The nine-launch Kuiper contract with Atlas 5, one of the most expensive commercial rockets, was due in part to the lack of availability of the Blue Origin New Glenn vehicle, still in development — Blue Origin is owned by Amazon founder Jeff Bezos — and the fact that Europe’s Ariane 5 inventory is being depleted as that vehicle retires in favor of Ariane 6, which will not be commercially available until 2023.
Whether ULA’s Vulcan rocket, scheduled to fly starting in 2022, will be more active in the non-U.S. government market is unclear.
Bruno outlined the global launch-services landscape and said multiple nations continue to view launch vehicles as key to their strategic autonomy.
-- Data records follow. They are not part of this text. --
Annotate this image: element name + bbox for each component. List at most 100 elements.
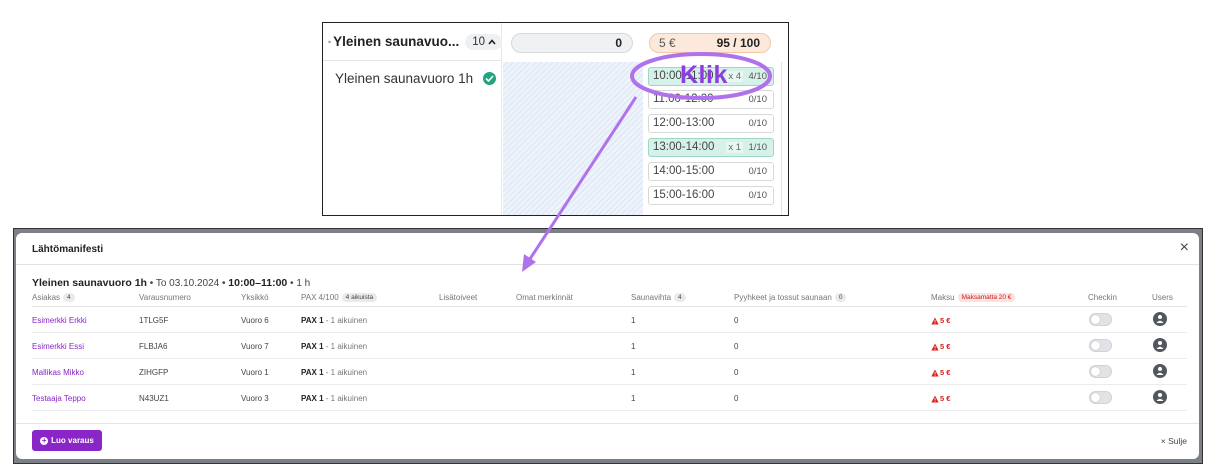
time-slot[interactable]: 15:00-16:00 0/10 [648,186,774,205]
table-row: Esimerkki Essi FLBJA6 Vuoro 7 PAX 1 - 1 … [32,333,1187,359]
close-icon[interactable]: × [1180,240,1189,256]
time-slot[interactable]: 13:00-14:00 x 1 1/10 [648,138,774,157]
column-label: Maksu [931,293,955,302]
customer-link[interactable]: Mallikas Mikko [32,368,84,377]
pax-count: PAX 1 [301,368,324,377]
user-icon[interactable] [1153,338,1167,352]
column-label: Saunavihta [631,293,672,302]
payment-status: 5 € [931,394,950,403]
checkin-toggle[interactable] [1089,313,1112,326]
column-header-pax: PAX 4/100 4 aikuista [301,293,378,302]
pax-badge: 4 aikuista [341,293,378,302]
customer-link[interactable]: Testaaja Teppo [32,394,86,403]
column-header-extras: Lisätoiveet [439,293,477,302]
slot-count: 0/10 [748,166,768,177]
slot-time: 14:00-15:00 [653,165,715,177]
column-header-checkin: Checkin [1088,293,1117,302]
slot-count: 4/10 [748,71,768,82]
customer-link[interactable]: Esimerkki Essi [32,342,84,351]
pax-detail: - 1 aikuinen [323,368,368,377]
count-badge: 0 [834,293,847,302]
column-header-booking-number: Varausnumero [139,293,191,302]
towels-count: 0 [734,394,739,403]
checkin-toggle[interactable] [1089,391,1112,404]
capacity-value: 95 / 100 [716,36,760,50]
time-slot[interactable]: 12:00-13:00 0/10 [648,114,774,133]
plus-icon: + [40,435,49,445]
payment-amount: 5 € [940,394,951,403]
slot-multiplier: x 1 [726,142,743,153]
unit: Vuoro 6 [241,316,269,325]
group-count-toggle[interactable]: 10 [465,33,502,50]
time-slot[interactable]: 14:00-15:00 0/10 [648,162,774,181]
booking-number: FLBJA6 [139,342,168,351]
booking-number: ZIHGFP [139,368,169,377]
column-header-customer: Asiakas 4 [32,293,75,302]
column-label: Users [1152,293,1173,302]
checkin-toggle[interactable] [1089,365,1112,378]
unit: Vuoro 7 [241,342,269,351]
event-duration: • 1 h [287,278,311,289]
checkin-toggle[interactable] [1089,339,1112,352]
modal-title: Lähtömanifesti [32,244,104,255]
warning-icon [931,343,939,350]
booking-number: N43UZ1 [139,394,169,403]
payment-status: 5 € [931,316,950,325]
count-badge: 4 [63,293,75,302]
resource-column: Yleinen saunavuo... 10 Yleinen saunavuor… [323,23,502,215]
departure-manifest-modal: Lähtömanifesti × Yleinen saunavuoro 1h •… [16,233,1199,459]
pax-detail: - 1 aikuinen [323,394,368,403]
user-icon[interactable] [1153,312,1167,326]
group-count: 10 [472,35,485,48]
user-icon[interactable] [1153,390,1167,404]
day-counter: 0 [511,33,633,53]
people-icon [328,40,332,43]
column-label: Checkin [1088,293,1117,302]
towels-count: 0 [734,342,739,351]
column-header-towels: Pyyhkeet ja tossut saunaan 0 [734,293,847,302]
towels-count: 0 [734,368,739,377]
pax-count: PAX 1 [301,342,324,351]
customer-link[interactable]: Esimerkki Erkki [32,316,87,325]
column-header-notes: Omat merkinnät [516,293,573,302]
resource-name: Yleinen saunavuoro 1h [335,70,474,86]
slot-count: 0/10 [748,94,768,105]
group-header[interactable]: Yleinen saunavuo... 10 [323,23,502,61]
unpaid-badge: Maksamatta 20 € [957,293,1016,302]
slot-time: 13:00-14:00 [653,141,715,153]
price-value: 5 € [659,36,676,50]
column-label: Asiakas [32,293,61,302]
column-header-unit: Yksikkö [241,293,269,302]
column-label: Varausnumero [139,293,191,302]
divider [16,423,1199,424]
whisk-count: 1 [631,368,636,377]
slot-multiplier: x 4 [726,71,743,82]
create-booking-button[interactable]: + Luo varaus [32,430,102,451]
unavailable-day-area [503,62,643,215]
table-row: Mallikas Mikko ZIHGFP Vuoro 1 PAX 1 - 1 … [32,359,1187,385]
calendar-crop: Yleinen saunavuo... 10 Yleinen saunavuor… [322,22,789,216]
event-date: • To 03.10.2024 • [146,278,229,289]
user-icon[interactable] [1153,364,1167,378]
whisk-count: 1 [631,342,636,351]
resource-row[interactable]: Yleinen saunavuoro 1h [323,62,502,94]
slot-count: 0/10 [748,190,768,201]
event-info: Yleinen saunavuoro 1h • To 03.10.2024 • … [32,277,310,289]
column-header-payment: Maksu Maksamatta 20 € [931,293,1016,302]
pax-detail: - 1 aikuinen [323,342,368,351]
time-slot[interactable]: 11:00-12:00 0/10 [648,90,774,109]
payment-status: 5 € [931,342,950,351]
booking-number: 1TLG5F [139,316,169,325]
slot-time: 12:00-13:00 [653,117,715,129]
check-circle-icon [483,71,497,85]
column-label: Omat merkinnät [516,293,573,302]
close-button[interactable]: × Sulje [1161,436,1187,446]
warning-icon [931,317,939,324]
towels-count: 0 [734,316,739,325]
pax-detail: - 1 aikuinen [323,316,368,325]
column-label: Pyyhkeet ja tossut saunaan [734,293,832,302]
pax: PAX 1 - 1 aikuinen [301,342,367,351]
payment-amount: 5 € [940,316,951,325]
column-label: Lisätoiveet [439,293,478,302]
warning-icon [931,395,939,402]
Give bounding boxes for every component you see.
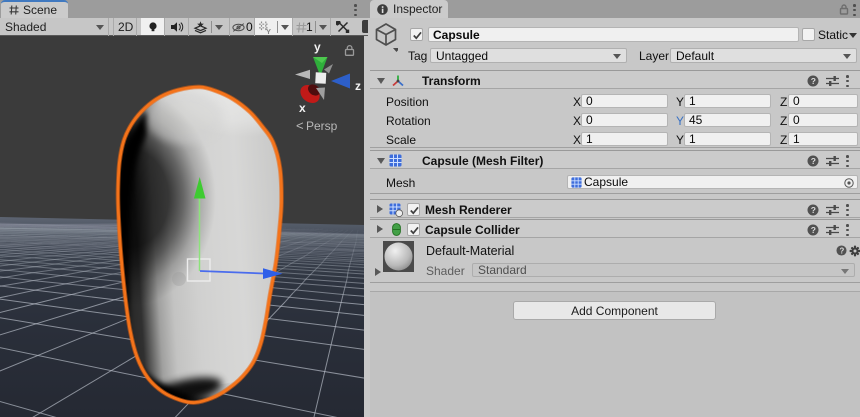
- svg-text:z: z: [355, 79, 361, 93]
- svg-text:x: x: [299, 101, 306, 115]
- svg-text:?: ?: [811, 156, 816, 166]
- svg-text:?: ?: [811, 205, 816, 215]
- svg-text:Persp: Persp: [306, 119, 338, 133]
- svg-text:<: <: [296, 118, 304, 133]
- svg-text:?: ?: [811, 76, 816, 86]
- svg-text:?: ?: [811, 225, 816, 235]
- svg-text:?: ?: [839, 246, 844, 255]
- svg-text:y: y: [314, 40, 321, 54]
- svg-text:Y: Y: [266, 27, 271, 34]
Most of these receive government subsidies that protect them from “the vagaries of the ups and downs of the market from year to year,” he said.
“It is unlikely we will ever have an under supply of launch, which means it is likely we will continue to have downward pressure on launch prices,” he said.
Bruno repeated what he and his counterparts at SpaceX and Europe’s Arianespace have said before, which is that few of the small launchers now in development are likely to survive given the advantage to constellation operators of launching large groups of satellites on big rockets.
Several of these small-launcher companies have said they will take advantage of the emerging market in replacing constellation satellites a few at a time in the event of satellite failures.
Except that… “One of the powers of a proliferated LEO constellation is that when it is fully populated, it is pretty insensitive to the loss of any individual satellite,” Bruno said.
ULA forecasts 20-30 launches of smaller vehicles per year, a stable cadence that leaves room for two, perhaps three players, he said.